Desse grupo de intelectuais faziam parte homens de grande valor como Raul Proença, escritor e filósofo, Jaime Cortesão, professor e historiador, António Sérgio, professor e ensaísta, Aquilino Ribeiro , Câmara Reis  , Ezequiel  de Campos e tantos outros.A preocupação com o que se passava em Portugal era enorme, este grupo de intelectuais, publicava artigos com críticas sobre diversos assuntos e a partir de 1923 sentiu-se na obrigação de pôr a inteligência e cultura ao serviço do país de uma forma mais explícita: resolveu apresentar propostas alternativas que permitissem não só estancar as convulsões que se sucediam ininterruptamente, como salvar a República e a democracia.
O facto de os homens da Seara Nova serem pessoas de saber, informadas fazia-os temer que a instabilidade permanente e em crescendo conduzisse Portugal a resvalar para uma ditadura fascista, tal como acontecera com a Itália com a tomada do poder por Benito Mussolini em 1922 e em Espanha com António Pinto Riviera em 1923.

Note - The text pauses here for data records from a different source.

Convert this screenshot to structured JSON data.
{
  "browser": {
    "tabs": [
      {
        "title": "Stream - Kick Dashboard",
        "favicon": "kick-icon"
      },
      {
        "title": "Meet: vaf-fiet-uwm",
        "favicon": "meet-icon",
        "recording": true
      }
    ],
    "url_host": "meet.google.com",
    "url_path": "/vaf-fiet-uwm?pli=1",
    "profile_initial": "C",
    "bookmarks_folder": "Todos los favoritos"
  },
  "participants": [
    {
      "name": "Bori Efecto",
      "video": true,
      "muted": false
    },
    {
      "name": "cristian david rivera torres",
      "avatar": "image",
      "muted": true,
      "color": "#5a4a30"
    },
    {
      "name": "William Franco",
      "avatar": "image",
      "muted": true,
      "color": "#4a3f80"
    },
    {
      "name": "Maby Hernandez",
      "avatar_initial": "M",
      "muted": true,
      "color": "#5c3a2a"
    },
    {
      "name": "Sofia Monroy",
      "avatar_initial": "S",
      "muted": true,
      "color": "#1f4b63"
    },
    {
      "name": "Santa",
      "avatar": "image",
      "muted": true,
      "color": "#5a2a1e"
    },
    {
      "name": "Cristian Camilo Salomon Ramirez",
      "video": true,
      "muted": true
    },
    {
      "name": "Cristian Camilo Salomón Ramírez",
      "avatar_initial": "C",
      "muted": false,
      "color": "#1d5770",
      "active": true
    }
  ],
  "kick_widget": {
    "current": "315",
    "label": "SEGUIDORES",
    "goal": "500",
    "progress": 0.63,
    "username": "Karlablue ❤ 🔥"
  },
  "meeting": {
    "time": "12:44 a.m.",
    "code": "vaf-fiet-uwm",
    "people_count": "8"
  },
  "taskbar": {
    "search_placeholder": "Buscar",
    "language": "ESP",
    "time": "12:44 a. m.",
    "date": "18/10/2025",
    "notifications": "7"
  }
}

Consideravam os seareiros que os intelectuais não podiam manter-se alheados da política, deviam intervir .
Ao tempo as instituições criadas pela república não se mostravam capazes de resolver os problemas e por isso tinham perdido a legitimidade.  A insegurança em que as pessoas viviam punha em causa a autoridade do estado.
Na opinião do seareiros, tudo se resolveria com uma reforma profunda das mentalidades, com uma aposta forte na educação .Contudo conscientes que soluções dessa natureza levariam tempo, propunham que a curto prazo que se fizesse uma reforma da administração pública que tornasse os serviços mais eficazes e que garantisse o seu funcionamento, independentemente da política .Fosse qual fosse o partido que estivesse no poder, os serviços públicos (finanças, justiça, educação, saúde..) deviam funcionar de forma a satisfazer as necessidades e anseios dos cidadãos.

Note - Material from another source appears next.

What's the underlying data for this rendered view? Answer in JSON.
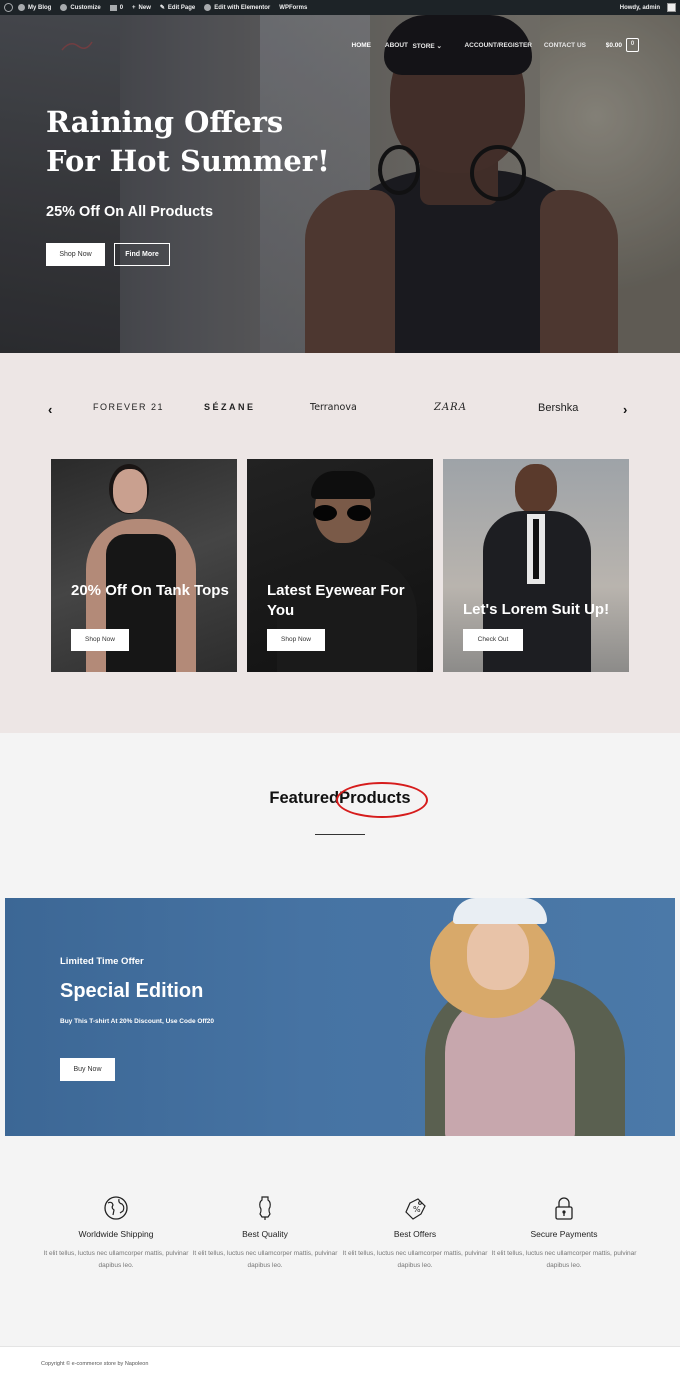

Em Março de 1923 os seareiros foram ainda mais longe e propuseram que se formasse um governo com os melhores homens de todos os partidos, um governo de Salvação da República, mas a ideia não vingou, e o futuro foi aquilo que todos sabemos, uma longa ditadura.
 A pobreza, a miséria, a tristeza, a negação de direitos humanos essenciais – porque é disso que falamos quando falamos do estado actual do País – esmagam a liberdade, geram o medo, são más conselheiras. Porque também podem ser fonte de soluções antidemocráticas, que podemos suspeitar como começam mas não podemos saber como evoluem e terminam. Nesta matéria, infelizmente, experiência histórica não nos falta.
Pelos riscos e perigos da situação que se vive em Portugal, há que prestar atenção ao que se passa em países da Europa do Sul, integrantes também eles da UE, especialmente a Grécia, a Itália e a Espanha. Em particular, as recentes eleições gerais em Itália devem alertar-nos para os perigos que representam a demagogia, o populismo, a miragem de salvadores da Pátria, o controlo dos meios de comunicação de massas, tudo factores condicionantes da opinião pública e mobilizadores do eleitorado em sentidos que nada têm que ver com a Democracia entendida como governo do Povo, com o Povo e para o Povo. Se, como diz a canção-hino de José Afonso, “o povo é quem mais ordena”, é difícil imaginar que os portugueses vivam hoje numa democracia representativa, e muito menos na democracia participativa e no Estado de direito democrático de que fala o artigo 2.º da Constituição. Nenhum cidadão pode sentir-se legitimamente representado por alguém que conquistou o seu voto com um programa eleitoral que, vencidas as eleições, não só ignora como espezinha, com uma prática oposta às suas promessas eleiçoeiras. Nenhum cidadão pode sentir-se legitimamente representado quando sente que, depositado o seu voto na urna, fica esgotado o seu ciclo de participação na gestão da coisa pública.